Figure 8  Comparison of the Dorsoventral at/at Pigmentation Boundary to the Lateral Somitic Frontier
(A) Dorsoventral slices of skin from at the midtrunk region prepared such that the dorsal midline lies in the center of the slice. Sections were taken at P1.5 (a) or P4.5 (b–e) from at/at or R26R/+; Tg.Hoxb6-Cre/+ mice (the latter were stained with X-Gal), as described in Materials and Methods. For purposes of comparison, images were proportionally scaled. The boundary of X-Gal staining marks dermis derived from lateral plate versus dermis derived from mesoderm (the lateral somitic frontier) and lies more dorsal than the at/at pigmentation boundary.
(B) Quantitation of mean (± SEM) dorsal pigmentation area (n = 5) and somite-derived dermis area (n = 3) shows a significant difference (p < 0.005, t-test).

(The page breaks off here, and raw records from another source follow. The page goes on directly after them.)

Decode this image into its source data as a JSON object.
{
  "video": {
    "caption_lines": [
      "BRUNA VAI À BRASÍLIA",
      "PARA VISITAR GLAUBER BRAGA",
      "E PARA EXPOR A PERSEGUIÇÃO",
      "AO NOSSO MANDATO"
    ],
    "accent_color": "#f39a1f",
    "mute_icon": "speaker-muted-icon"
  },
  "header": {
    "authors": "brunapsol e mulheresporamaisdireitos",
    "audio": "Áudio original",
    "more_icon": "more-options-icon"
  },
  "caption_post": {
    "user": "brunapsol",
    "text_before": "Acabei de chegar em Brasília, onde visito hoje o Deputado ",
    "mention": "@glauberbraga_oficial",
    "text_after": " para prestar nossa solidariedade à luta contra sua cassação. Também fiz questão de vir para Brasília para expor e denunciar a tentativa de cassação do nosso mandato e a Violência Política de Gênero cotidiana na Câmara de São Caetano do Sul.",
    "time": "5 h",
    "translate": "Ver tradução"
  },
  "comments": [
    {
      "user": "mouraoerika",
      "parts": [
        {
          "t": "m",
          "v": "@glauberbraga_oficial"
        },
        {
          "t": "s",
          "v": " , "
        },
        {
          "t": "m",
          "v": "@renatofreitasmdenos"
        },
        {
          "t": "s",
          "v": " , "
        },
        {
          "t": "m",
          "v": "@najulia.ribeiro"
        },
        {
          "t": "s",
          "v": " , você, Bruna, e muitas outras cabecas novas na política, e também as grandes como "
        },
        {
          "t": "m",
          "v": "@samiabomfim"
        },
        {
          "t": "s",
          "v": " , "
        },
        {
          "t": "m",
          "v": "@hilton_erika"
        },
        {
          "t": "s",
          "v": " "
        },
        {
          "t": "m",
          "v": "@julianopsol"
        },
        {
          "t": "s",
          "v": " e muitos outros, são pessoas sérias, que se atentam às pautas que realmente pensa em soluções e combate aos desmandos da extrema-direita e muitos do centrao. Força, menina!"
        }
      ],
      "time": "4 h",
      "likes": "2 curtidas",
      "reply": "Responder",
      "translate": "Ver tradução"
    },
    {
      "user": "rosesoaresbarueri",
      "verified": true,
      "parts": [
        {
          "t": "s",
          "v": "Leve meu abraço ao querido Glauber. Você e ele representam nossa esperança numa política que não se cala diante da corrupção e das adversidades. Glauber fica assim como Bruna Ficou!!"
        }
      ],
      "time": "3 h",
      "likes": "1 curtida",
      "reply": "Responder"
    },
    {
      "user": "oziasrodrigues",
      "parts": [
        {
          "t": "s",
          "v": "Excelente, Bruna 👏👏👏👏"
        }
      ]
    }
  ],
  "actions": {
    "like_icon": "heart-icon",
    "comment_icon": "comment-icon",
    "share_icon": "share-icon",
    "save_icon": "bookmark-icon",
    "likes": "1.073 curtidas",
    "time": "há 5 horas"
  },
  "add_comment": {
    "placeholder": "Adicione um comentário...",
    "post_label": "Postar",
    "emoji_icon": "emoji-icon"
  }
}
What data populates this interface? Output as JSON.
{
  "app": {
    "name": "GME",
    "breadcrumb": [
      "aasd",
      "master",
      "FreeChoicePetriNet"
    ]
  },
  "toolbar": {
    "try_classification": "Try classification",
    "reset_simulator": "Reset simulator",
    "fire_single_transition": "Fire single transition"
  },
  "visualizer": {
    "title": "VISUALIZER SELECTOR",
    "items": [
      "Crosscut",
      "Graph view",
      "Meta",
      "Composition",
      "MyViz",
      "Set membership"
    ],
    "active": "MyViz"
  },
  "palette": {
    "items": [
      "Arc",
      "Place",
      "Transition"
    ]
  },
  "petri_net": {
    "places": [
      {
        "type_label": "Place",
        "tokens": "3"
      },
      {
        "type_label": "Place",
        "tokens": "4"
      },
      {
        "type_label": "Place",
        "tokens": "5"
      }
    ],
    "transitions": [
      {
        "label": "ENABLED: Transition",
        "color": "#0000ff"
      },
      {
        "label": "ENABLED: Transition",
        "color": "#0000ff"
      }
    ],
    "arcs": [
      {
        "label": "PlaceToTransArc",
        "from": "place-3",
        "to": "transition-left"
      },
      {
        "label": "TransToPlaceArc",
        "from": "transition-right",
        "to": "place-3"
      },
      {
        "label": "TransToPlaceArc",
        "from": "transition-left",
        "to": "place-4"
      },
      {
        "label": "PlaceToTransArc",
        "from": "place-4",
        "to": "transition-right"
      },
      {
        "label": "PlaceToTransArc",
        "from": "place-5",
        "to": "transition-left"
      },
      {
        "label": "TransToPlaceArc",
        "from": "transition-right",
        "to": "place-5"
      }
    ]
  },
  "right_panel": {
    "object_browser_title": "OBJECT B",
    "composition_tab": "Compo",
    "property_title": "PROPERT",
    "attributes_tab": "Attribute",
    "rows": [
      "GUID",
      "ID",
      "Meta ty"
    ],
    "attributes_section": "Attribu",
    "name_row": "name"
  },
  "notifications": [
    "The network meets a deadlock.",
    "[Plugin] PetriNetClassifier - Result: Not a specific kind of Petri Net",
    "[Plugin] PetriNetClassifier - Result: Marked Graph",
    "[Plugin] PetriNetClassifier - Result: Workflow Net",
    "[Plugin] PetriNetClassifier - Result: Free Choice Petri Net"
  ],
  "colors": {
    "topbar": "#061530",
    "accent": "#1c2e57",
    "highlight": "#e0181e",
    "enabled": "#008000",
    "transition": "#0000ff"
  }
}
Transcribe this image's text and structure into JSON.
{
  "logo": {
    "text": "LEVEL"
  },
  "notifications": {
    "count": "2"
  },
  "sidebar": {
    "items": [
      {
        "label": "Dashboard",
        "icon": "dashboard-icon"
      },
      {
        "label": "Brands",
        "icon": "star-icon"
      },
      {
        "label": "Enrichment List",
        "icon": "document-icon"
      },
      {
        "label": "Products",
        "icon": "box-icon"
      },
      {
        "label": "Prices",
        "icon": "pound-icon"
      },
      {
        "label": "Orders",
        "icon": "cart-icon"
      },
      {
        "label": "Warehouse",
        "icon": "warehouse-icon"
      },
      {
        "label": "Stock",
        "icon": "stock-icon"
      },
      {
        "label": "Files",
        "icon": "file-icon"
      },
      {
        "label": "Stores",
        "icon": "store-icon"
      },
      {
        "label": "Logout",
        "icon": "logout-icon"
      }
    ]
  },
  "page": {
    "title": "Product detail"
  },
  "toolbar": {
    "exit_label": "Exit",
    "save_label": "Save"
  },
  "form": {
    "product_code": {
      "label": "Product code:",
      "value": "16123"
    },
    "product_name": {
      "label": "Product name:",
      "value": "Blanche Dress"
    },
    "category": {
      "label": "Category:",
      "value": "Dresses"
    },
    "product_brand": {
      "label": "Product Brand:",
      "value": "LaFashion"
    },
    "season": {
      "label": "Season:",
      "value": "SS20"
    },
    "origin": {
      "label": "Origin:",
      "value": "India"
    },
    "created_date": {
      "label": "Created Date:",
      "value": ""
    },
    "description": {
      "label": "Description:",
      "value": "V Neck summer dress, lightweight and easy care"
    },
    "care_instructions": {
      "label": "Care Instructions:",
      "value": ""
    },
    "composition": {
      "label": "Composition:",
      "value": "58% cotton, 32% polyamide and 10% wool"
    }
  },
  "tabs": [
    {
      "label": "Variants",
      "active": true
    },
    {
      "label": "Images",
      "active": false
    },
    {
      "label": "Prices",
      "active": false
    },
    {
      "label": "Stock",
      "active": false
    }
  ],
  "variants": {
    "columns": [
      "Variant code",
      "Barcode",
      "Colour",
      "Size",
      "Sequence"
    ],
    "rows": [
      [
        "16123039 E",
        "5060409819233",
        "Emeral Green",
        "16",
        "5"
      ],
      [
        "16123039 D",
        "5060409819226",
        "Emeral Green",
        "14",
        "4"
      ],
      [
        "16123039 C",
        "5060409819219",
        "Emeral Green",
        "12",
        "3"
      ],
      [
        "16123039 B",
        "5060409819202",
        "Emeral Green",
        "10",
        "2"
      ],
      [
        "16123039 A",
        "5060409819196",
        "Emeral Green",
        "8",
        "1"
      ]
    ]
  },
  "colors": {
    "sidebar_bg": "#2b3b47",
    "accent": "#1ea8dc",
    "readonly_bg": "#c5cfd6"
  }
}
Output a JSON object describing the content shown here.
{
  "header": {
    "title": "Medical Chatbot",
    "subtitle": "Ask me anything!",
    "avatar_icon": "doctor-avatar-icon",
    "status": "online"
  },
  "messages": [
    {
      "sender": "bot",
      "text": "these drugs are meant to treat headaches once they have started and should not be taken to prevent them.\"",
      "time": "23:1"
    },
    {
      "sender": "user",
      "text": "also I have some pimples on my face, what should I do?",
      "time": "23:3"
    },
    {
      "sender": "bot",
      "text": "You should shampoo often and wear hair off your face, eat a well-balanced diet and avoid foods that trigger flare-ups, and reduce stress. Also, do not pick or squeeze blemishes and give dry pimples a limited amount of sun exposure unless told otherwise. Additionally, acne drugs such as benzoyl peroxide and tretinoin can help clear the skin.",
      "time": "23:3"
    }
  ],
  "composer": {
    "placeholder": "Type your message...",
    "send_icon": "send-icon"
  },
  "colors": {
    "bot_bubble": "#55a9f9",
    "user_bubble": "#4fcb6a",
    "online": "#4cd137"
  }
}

(C) RNA in situ hybridization showing that Tbx15 expression at E11.5 is complementary to En1 expression on the flank (scale bars = 200 μm). The arrow indicates the boundary between the expression domains of the two genes. Because the pigmentation boundary lies in register with the limb–body wall junction (see Figure 2), we wondered whether mechanisms used for dorsoventral limb patterning might be related to those used to establish the pigmentation boundary. In the developing limb, Engrailed1 (En1), Wnt7a, and Lmx1b are part of a network whose restricted domains of expression help to establish dorsoventral identity (reviewed in Niswander 2003). En1 is transiently expressed in the developing flank; at E11.5, transverse abdominal sections reveal domains in the neural tube, somite-derived mesenchyme, and the ventral body wall (Figure 8C). An adjacent section hybridized with Tbx15 reveals a complementary pattern in the flank, which provides additional evidence for developmental mechanisms that establish a pigmentation boundary entirely within lateral plate mesoderm and independent of lineage restrictions imposed by the lateral somitic frontier.